Ce livre est un très bel hommage à un homme qui, malgré les difficultés liées à son époque et ses origines, a toujours gardé sa dignité et a tendrement élevé et accompagné sa fille vers une vie meilleure. La reconnaissance de l’adulte succède à la gêne de l’adolescente.
Cette évocation autobiographique touche particulièrement une fille de parents modestes mais généreux.
Je remercie Nathalie de m’avoir accompagnée pour cette lecture. Retrouvez son avis ici.
Commentaires
Un très bel avis, merci pour cette belle lc
Ca donne envie! Je viens de terminer Les années et c’est un gros coup de cœur. L’écriture d’Annie Ernaux qui, avec beaucoup de pudeur, relate à la fois ce qu’elle vécu d’un point de vue intime et sociologique.
C’est une écriture simple mais forte et convaincante qui paraît ( et est, je pense) très sincère.
Un beau billet, une auteure que j’aime beaucoup ! J’ai lu La place il y a longtemps mais j’en garde un bon souvenir !
Pas facile de parler aussi bien de sa vie, sans jamais en faire trop, sans masquer les difficultés. Les récits en deviennent des leçons de vie.

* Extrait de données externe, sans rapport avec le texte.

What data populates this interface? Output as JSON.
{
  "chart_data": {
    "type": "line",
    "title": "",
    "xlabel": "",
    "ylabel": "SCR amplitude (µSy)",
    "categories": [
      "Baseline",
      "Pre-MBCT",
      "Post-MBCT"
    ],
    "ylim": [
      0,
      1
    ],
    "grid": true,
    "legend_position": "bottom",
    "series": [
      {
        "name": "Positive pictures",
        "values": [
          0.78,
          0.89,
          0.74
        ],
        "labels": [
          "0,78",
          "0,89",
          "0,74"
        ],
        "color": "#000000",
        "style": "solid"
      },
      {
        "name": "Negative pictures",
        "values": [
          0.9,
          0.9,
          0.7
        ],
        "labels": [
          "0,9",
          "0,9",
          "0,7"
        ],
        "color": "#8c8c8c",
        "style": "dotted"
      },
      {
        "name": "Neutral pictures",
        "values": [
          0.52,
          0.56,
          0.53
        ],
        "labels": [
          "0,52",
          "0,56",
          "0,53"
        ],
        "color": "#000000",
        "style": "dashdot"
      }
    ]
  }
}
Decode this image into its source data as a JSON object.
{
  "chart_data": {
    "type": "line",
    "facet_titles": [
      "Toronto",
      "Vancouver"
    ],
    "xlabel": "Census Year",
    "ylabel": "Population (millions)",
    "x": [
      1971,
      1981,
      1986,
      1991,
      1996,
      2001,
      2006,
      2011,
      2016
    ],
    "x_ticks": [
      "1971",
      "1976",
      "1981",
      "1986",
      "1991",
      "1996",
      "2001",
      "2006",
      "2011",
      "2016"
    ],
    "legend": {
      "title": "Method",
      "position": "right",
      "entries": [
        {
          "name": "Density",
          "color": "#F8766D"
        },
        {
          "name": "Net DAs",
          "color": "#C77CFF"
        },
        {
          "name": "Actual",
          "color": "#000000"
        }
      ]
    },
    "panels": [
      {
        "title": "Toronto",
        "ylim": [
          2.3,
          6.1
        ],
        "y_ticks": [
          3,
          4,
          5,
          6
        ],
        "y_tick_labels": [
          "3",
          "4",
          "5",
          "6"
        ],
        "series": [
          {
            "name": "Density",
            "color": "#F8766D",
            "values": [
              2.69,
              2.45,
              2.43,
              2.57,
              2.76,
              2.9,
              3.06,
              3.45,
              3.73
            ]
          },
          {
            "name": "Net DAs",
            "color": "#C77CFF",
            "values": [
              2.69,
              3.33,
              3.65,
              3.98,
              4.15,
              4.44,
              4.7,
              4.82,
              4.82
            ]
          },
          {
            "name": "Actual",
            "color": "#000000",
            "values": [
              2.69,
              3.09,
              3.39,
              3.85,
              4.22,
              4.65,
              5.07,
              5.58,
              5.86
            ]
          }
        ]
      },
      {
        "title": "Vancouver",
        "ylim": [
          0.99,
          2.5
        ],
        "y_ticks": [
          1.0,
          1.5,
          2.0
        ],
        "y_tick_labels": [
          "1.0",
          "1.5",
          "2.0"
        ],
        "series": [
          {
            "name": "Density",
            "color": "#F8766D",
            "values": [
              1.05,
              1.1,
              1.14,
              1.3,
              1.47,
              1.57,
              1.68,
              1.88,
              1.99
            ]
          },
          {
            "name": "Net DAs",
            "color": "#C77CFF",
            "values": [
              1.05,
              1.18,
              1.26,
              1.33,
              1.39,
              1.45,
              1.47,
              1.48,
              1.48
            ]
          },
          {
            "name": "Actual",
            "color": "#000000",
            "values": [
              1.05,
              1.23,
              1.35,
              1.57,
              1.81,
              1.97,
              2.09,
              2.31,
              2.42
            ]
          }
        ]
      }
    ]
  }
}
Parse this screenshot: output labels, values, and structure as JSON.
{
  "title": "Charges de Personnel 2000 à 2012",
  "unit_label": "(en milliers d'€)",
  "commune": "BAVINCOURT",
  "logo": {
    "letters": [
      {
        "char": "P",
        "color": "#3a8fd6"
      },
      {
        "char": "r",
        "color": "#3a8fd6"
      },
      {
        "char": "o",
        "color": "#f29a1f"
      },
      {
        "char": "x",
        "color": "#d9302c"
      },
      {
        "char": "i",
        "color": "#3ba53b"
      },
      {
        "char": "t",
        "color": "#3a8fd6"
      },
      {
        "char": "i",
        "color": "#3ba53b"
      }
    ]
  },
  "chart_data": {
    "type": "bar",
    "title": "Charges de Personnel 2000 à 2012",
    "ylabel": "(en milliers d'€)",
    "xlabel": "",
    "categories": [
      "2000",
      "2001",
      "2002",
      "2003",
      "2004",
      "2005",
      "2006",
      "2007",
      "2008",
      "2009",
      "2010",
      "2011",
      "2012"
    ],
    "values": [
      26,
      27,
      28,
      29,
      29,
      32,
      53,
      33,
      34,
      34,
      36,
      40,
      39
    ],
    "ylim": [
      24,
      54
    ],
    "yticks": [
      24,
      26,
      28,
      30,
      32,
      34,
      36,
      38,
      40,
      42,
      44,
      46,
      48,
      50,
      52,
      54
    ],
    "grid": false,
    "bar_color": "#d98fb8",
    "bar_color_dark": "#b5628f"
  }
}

Je pense que ce livre me plairait. J’y reconnais déjà des membres de ma famille.
Et je ne ressens pas de honte dans ce récit. Juste un clivage normal au moment de l’adolescence.
Je n’ai jamais pu dépasser la page 10. Pourtant, le sujet m’intéresse, mais je bloque sur l’écriture…
Elle n’a pourtant rien de particulier. C’est peut-être ça justement ou le côté autobiographique.
Oui, c’est une écriture blanche, et j’ai du mal avec ce procédé, même quand c’est Camus. J’ai beau savoir intellectuellement que c’est très difficile à faire et que ça demande un vrai travail, j’ai l’impression que ce n’est pas écrit…
Oui, je comprends vraiment bien tout cela. C’est aussi une part de mon histoire.
Malgré vos avis plus que favorables, je n’ai jamais sauté le pas pour lire cet auteur
celui que je préfère de l’auteure et le premier d’elle que j’ai lu
Je peux comprendre. La place est un livre qui identifie les racines de l’auteur, écrit avec tant de sincérité.
Il me semble ne pas avoir lu Les Années, l’autre livre le plus primé.
L’événement est aussi un témoignage structurant pour les femmes.
L’autre fille est un bel exemple d’écriture dans la collection Les affranchis.
un livre qui m’avait beaucoup plu.
J’étais passée complètement à côté de cette lecture, mais j’étais jeune.
Il faut un certain recul ( en âge) pour comprendre ces réactions.
je n’aime pas l’écriture d’Ernaux mais des trois livres que j’ai lus d’elle, c’est celui que j’ai préféré.
Tu rejoins donc Cultur’elle sur l’écriture.
Toujours pas lu mais je crois que je l’ai quelque part sur mes étagères…
C’est un livre que j’avais lu en 1ère et que j’avais beaucoup aimé. La plume d’Annie Ernaux est vraiment magnifique.